Quanto servono davvero I farmaci contro il reflusso?

Quante volte ci è capitato di sentire un eccesso di acidità allo stomaco dovuto al reflusso gastroesofageo? In molti casi ci viene consigliato di ricorrere a farmaci antiacido, conosciuti anche come inibitori della pompa protonica, o PPI: ma è sempre necessaria questa soluzione? Conosciamo gli effetti collaterali di questi farmaci se vengono assunti per lunghi periodi?

DALL’AUSTRALIA UNO STUDIO APPROFONDITO SUI FARMACI ANTIACIDO

Uno studio pubblicato australiano pubblicato nel 2017 ha messo in evidenza ci conferma che spesso il loro uso è inappropriato.

Lo studio in oggetto è stato messo a confronto con altre ricerche simili redatte in altri Stati: è emerso che molto spesso questi farmaci vengono utilizzati e prescritti oltre la reale necessità; ma ciò che più interessa è che sarebbe molto più utile mettere in pratica metodi di prevenzione e di informazione efficaci, attraverso alcune strategie.

Secondo i risultati di questa ricerca emerge che ancora oggi l’uso dei farmaci antiacido è molto diffuso, ma dovrebbe essere limitato ai pazienti che davvero hanno bisogno di assumerli per lunghi periodi.

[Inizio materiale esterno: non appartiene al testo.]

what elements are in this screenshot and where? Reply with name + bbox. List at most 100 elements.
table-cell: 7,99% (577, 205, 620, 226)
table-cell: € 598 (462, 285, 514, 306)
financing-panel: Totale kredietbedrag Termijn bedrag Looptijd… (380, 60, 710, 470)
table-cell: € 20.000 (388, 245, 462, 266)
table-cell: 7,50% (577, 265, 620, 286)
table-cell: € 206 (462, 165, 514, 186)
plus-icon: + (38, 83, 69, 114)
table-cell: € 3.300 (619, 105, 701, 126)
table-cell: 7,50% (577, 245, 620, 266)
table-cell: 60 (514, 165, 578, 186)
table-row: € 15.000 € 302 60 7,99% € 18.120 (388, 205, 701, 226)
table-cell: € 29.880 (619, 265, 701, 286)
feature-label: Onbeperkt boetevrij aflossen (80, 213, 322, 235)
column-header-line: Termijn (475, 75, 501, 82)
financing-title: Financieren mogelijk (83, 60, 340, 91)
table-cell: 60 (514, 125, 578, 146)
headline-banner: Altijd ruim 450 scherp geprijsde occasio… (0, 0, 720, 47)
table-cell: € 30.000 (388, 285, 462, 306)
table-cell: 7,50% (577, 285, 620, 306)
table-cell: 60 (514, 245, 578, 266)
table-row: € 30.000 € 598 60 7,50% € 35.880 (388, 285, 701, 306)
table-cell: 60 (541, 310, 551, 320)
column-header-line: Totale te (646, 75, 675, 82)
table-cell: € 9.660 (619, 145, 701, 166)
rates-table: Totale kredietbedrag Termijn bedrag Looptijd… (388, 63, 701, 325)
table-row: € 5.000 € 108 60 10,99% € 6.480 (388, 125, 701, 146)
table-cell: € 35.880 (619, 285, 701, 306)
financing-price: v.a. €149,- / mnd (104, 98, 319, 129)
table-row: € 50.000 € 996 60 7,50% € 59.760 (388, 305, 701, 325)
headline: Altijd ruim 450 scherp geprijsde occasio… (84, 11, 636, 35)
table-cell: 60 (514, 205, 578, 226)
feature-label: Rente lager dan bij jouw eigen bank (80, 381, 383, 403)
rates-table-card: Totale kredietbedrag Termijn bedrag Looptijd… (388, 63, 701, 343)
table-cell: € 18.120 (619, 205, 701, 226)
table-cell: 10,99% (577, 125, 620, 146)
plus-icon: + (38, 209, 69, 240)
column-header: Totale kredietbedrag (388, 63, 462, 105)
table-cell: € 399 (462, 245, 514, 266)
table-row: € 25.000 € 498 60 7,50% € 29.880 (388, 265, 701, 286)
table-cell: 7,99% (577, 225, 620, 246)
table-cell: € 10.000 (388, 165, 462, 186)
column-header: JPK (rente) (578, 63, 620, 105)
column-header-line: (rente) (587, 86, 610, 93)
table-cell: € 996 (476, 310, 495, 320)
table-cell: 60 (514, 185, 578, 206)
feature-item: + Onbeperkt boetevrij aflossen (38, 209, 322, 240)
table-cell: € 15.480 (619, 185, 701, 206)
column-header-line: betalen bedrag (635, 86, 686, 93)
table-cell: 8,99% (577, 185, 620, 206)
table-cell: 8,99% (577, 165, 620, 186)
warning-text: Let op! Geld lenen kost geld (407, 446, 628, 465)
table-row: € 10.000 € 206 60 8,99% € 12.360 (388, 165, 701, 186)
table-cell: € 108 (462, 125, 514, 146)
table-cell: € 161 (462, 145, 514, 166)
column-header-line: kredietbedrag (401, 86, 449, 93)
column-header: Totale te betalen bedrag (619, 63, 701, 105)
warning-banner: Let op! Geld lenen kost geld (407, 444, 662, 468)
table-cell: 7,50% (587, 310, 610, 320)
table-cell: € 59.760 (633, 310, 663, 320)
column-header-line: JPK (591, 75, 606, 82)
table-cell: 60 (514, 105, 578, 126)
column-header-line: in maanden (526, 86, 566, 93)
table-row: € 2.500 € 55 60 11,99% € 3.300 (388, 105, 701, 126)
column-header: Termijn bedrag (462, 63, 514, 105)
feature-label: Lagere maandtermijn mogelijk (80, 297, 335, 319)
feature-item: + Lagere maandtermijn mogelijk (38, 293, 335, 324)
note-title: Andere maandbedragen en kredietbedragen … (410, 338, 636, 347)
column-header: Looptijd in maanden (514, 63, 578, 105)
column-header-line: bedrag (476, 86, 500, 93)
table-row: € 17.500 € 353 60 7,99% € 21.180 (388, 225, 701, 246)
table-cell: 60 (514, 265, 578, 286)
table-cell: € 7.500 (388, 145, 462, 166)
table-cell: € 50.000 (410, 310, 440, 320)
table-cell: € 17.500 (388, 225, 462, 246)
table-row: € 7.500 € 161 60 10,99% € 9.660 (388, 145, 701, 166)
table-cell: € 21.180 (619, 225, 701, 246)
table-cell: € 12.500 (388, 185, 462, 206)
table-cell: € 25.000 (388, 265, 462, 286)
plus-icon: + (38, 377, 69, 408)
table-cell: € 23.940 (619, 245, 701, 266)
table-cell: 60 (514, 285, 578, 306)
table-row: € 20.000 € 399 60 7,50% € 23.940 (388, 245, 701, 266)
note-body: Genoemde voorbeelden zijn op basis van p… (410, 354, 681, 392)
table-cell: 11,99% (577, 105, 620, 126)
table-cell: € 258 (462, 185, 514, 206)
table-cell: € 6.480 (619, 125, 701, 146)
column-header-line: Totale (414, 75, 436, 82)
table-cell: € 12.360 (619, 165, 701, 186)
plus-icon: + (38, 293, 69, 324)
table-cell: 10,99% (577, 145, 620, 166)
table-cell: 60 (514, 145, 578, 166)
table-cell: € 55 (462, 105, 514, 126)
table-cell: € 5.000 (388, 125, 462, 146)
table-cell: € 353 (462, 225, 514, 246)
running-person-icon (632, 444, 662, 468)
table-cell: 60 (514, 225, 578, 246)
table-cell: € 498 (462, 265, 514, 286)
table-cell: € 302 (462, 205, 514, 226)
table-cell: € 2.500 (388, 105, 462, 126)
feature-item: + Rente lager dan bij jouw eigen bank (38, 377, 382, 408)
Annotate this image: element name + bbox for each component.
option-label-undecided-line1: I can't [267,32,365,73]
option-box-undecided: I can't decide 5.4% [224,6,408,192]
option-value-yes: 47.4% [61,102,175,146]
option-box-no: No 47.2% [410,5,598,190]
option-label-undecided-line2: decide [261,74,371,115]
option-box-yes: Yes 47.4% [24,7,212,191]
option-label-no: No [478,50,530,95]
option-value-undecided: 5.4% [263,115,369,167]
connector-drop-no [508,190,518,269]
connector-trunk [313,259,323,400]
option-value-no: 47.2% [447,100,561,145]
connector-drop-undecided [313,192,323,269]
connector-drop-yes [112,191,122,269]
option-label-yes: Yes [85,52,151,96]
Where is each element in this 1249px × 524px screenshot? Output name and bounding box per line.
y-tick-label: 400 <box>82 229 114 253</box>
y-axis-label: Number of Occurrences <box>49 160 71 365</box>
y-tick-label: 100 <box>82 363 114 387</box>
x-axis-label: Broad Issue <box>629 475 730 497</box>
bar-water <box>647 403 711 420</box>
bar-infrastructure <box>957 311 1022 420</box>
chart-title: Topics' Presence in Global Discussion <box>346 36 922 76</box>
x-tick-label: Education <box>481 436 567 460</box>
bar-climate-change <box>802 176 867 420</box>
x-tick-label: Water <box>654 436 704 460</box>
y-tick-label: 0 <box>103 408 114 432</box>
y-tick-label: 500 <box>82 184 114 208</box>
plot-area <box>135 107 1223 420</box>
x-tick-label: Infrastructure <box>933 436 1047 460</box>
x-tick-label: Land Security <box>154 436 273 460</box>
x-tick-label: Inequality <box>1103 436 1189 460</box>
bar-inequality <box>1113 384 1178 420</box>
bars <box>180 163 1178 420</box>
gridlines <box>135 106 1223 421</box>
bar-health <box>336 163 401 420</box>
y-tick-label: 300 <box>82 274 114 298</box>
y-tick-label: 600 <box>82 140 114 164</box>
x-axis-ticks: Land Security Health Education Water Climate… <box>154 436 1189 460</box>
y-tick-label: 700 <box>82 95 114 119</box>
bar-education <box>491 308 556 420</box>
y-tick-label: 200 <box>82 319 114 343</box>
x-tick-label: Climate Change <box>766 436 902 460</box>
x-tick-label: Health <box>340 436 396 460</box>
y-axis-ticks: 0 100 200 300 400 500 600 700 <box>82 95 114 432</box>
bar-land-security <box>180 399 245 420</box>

È importante infatti rivolgersi al medico perché possa fare una diagnosi precisa e basata su evidenze cliniche prima di prescrivere il farmaco, in modo da evitarne gli effetti collaterali nei soggetti che non dimostrano di averne un concreto bisogno.

Altrettanto importante è che anche il paziente venga accuratamente sensibilizzato e informato sulla necessità reale della terapia e sugli effetti collaterali nel lungo periodo per evitare che possa abusarne, inconsapevole dei rischi che corre.